美に対する燃え上がる嫉妬心 「金閣寺」(1976年)

 公開当時のキャッチコピーは「有為子よ死ね! 金閣よ燃えろ!」という過激なもの。

 現在の金閣寺は55年に再建されたが、放火で焼け残った唯一のものがある。それは屋根の鳳凰。創建当時の室町時代のものだ。明治時代の解体修理の際、尾が破損したため取り外していたのだ。何が幸いするか分からない。ただし現在の鳳凰は87年製の2代目。

 全体が金箔(きんぱく)かというと実はそうではない。金箔は三層構造の2、3階だけで1階は木製のまま。再建時には10センチ角の金箔が10万枚、さらに修復に20万枚使われたという。

 三島の残したノートには「美への嫉妬/絶対的なものへの嫉妬」と記されていた。
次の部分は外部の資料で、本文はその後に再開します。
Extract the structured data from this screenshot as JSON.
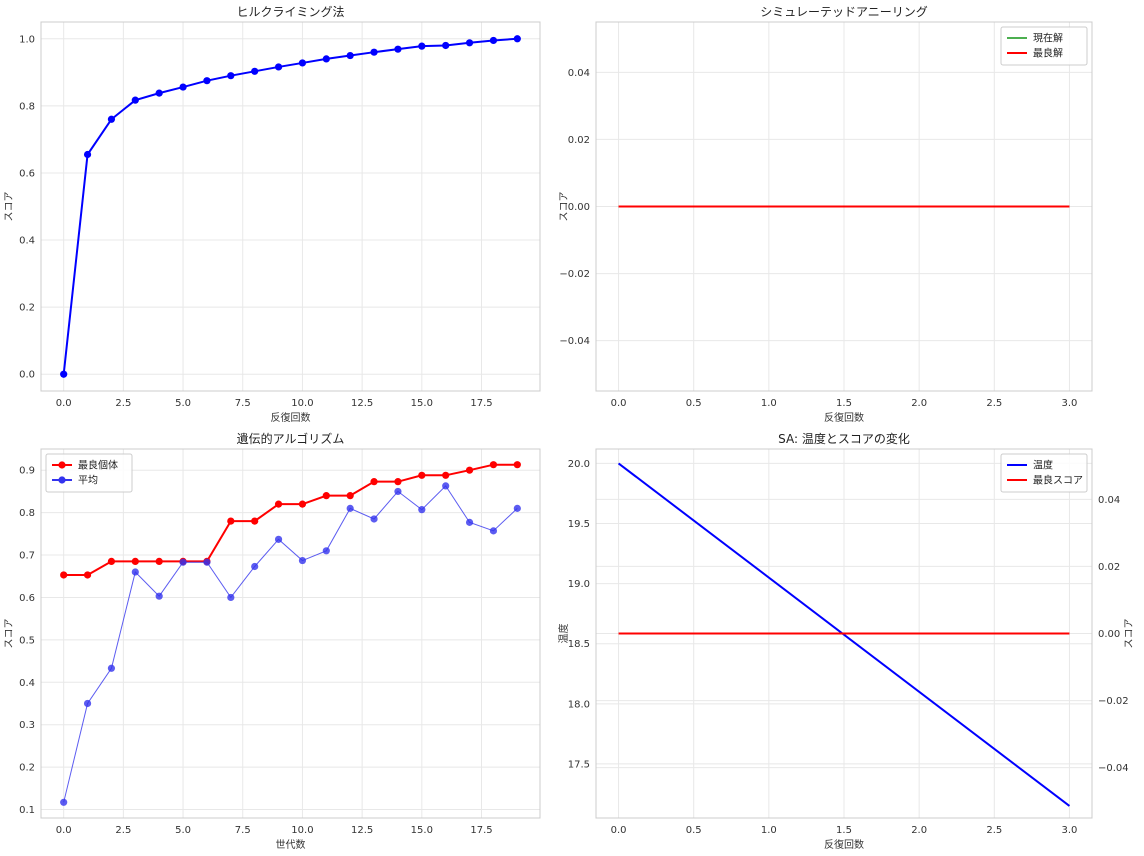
{
  "chart_data": [
    {
      "type": "line",
      "title": "ヒルクライミング法",
      "xlabel": "反復回数",
      "ylabel": "スコア",
      "xlim": [
        -0.95,
        19.95
      ],
      "ylim": [
        -0.05,
        1.05
      ],
      "xticks": [
        0.0,
        2.5,
        5.0,
        7.5,
        10.0,
        12.5,
        15.0,
        17.5
      ],
      "xtick_labels": [
        "0.0",
        "2.5",
        "5.0",
        "7.5",
        "10.0",
        "12.5",
        "15.0",
        "17.5"
      ],
      "yticks": [
        0.0,
        0.2,
        0.4,
        0.6,
        0.8,
        1.0
      ],
      "ytick_labels": [
        "0.0",
        "0.2",
        "0.4",
        "0.6",
        "0.8",
        "1.0"
      ],
      "grid": true,
      "series": [
        {
          "color": "#0000ff",
          "marker": "circle",
          "x": [
            0,
            1,
            2,
            3,
            4,
            5,
            6,
            7,
            8,
            9,
            10,
            11,
            12,
            13,
            14,
            15,
            16,
            17,
            18,
            19
          ],
          "y": [
            0.0,
            0.655,
            0.76,
            0.817,
            0.838,
            0.856,
            0.875,
            0.89,
            0.903,
            0.916,
            0.928,
            0.94,
            0.95,
            0.96,
            0.969,
            0.978,
            0.98,
            0.988,
            0.995,
            1.0
          ]
        }
      ]
    },
    {
      "type": "line",
      "title": "シミュレーテッドアニーリング",
      "xlabel": "反復回数",
      "ylabel": "スコア",
      "xlim": [
        -0.15,
        3.15
      ],
      "ylim": [
        -0.055,
        0.055
      ],
      "xticks": [
        0.0,
        0.5,
        1.0,
        1.5,
        2.0,
        2.5,
        3.0
      ],
      "xtick_labels": [
        "0.0",
        "0.5",
        "1.0",
        "1.5",
        "2.0",
        "2.5",
        "3.0"
      ],
      "yticks": [
        -0.04,
        -0.02,
        0.0,
        0.02,
        0.04
      ],
      "ytick_labels": [
        "−0.04",
        "−0.02",
        "0.00",
        "0.02",
        "0.04"
      ],
      "grid": true,
      "legend": "upper-right",
      "series": [
        {
          "name": "現在解",
          "color": "#4caf50",
          "x": [
            0,
            3
          ],
          "y": [
            0,
            0
          ]
        },
        {
          "name": "最良解",
          "color": "#ff0000",
          "x": [
            0,
            3
          ],
          "y": [
            0,
            0
          ]
        }
      ]
    },
    {
      "type": "line",
      "title": "遺伝的アルゴリズム",
      "xlabel": "世代数",
      "ylabel": "スコア",
      "xlim": [
        -0.95,
        19.95
      ],
      "ylim": [
        0.08,
        0.95
      ],
      "xticks": [
        0.0,
        2.5,
        5.0,
        7.5,
        10.0,
        12.5,
        15.0,
        17.5
      ],
      "xtick_labels": [
        "0.0",
        "2.5",
        "5.0",
        "7.5",
        "10.0",
        "12.5",
        "15.0",
        "17.5"
      ],
      "yticks": [
        0.1,
        0.2,
        0.3,
        0.4,
        0.5,
        0.6,
        0.7,
        0.8,
        0.9
      ],
      "ytick_labels": [
        "0.1",
        "0.2",
        "0.3",
        "0.4",
        "0.5",
        "0.6",
        "0.7",
        "0.8",
        "0.9"
      ],
      "grid": true,
      "legend": "upper-left",
      "series": [
        {
          "name": "最良個体",
          "color": "#ff0000",
          "marker": "circle",
          "x": [
            0,
            1,
            2,
            3,
            4,
            5,
            6,
            7,
            8,
            9,
            10,
            11,
            12,
            13,
            14,
            15,
            16,
            17,
            18,
            19
          ],
          "y": [
            0.653,
            0.653,
            0.685,
            0.685,
            0.685,
            0.685,
            0.685,
            0.78,
            0.78,
            0.82,
            0.82,
            0.84,
            0.84,
            0.873,
            0.873,
            0.888,
            0.888,
            0.9,
            0.913,
            0.913
          ]
        },
        {
          "name": "平均",
          "color": "#3333ee",
          "marker": "circle",
          "x": [
            0,
            1,
            2,
            3,
            4,
            5,
            6,
            7,
            8,
            9,
            10,
            11,
            12,
            13,
            14,
            15,
            16,
            17,
            18,
            19
          ],
          "y": [
            0.117,
            0.35,
            0.433,
            0.66,
            0.603,
            0.683,
            0.683,
            0.6,
            0.673,
            0.737,
            0.687,
            0.71,
            0.81,
            0.785,
            0.85,
            0.807,
            0.863,
            0.777,
            0.757,
            0.81
          ]
        }
      ]
    },
    {
      "type": "line",
      "title": "SA: 温度とスコアの変化",
      "xlabel": "反復回数",
      "ylabel": "温度",
      "ylabel_right": "スコア",
      "xlim": [
        -0.15,
        3.15
      ],
      "ylim": [
        17.05,
        20.12
      ],
      "ylim_right": [
        -0.055,
        0.055
      ],
      "xticks": [
        0.0,
        0.5,
        1.0,
        1.5,
        2.0,
        2.5,
        3.0
      ],
      "xtick_labels": [
        "0.0",
        "0.5",
        "1.0",
        "1.5",
        "2.0",
        "2.5",
        "3.0"
      ],
      "yticks": [
        17.5,
        18.0,
        18.5,
        19.0,
        19.5,
        20.0
      ],
      "ytick_labels": [
        "17.5",
        "18.0",
        "18.5",
        "19.0",
        "19.5",
        "20.0"
      ],
      "yticks_right": [
        -0.04,
        -0.02,
        0.0,
        0.02,
        0.04
      ],
      "ytick_labels_right": [
        "−0.04",
        "−0.02",
        "0.00",
        "0.02",
        "0.04"
      ],
      "grid": true,
      "legend": "upper-right",
      "series": [
        {
          "name": "温度",
          "color": "#0000ff",
          "axis": "left",
          "x": [
            0,
            3
          ],
          "y": [
            20.0,
            17.15
          ]
        },
        {
          "name": "最良スコア",
          "color": "#ff0000",
          "axis": "right",
          "x": [
            0,
            3
          ],
          "y": [
            0,
            0
          ]
        }
      ]
    }
  ],
  "colors": {
    "left_axis_label": "#0000ff",
    "right_axis_label": "#ff0000"
  }
}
これは放火した犯人が「美に対する嫉妬と自分の環境が悪いのに金閣という美しいところに来る有閑的な人に対する反感からやった」という供述と共通する。

 裁判では懲役7年の判決を受けたが55年に恩赦で釈放された。だが金閣寺が再建され落慶法要が行われたわずか20日後に結核で亡くなったのも何か因縁めいている。(望月苑巳)

 ■金閣寺(1976年) 高林陽一監督、配給ATG。出演は篠田三郎、柴俊夫、横光勝彦(現克彦)、島村佳江ら。76年度のキネマ旬報ベストテンでは第19位。

 69年の東大全共闘ととの伝説の討論会を収めたドキュメンタリー映画『三島由紀夫vs東大全共闘 50年目の真実』が公開中。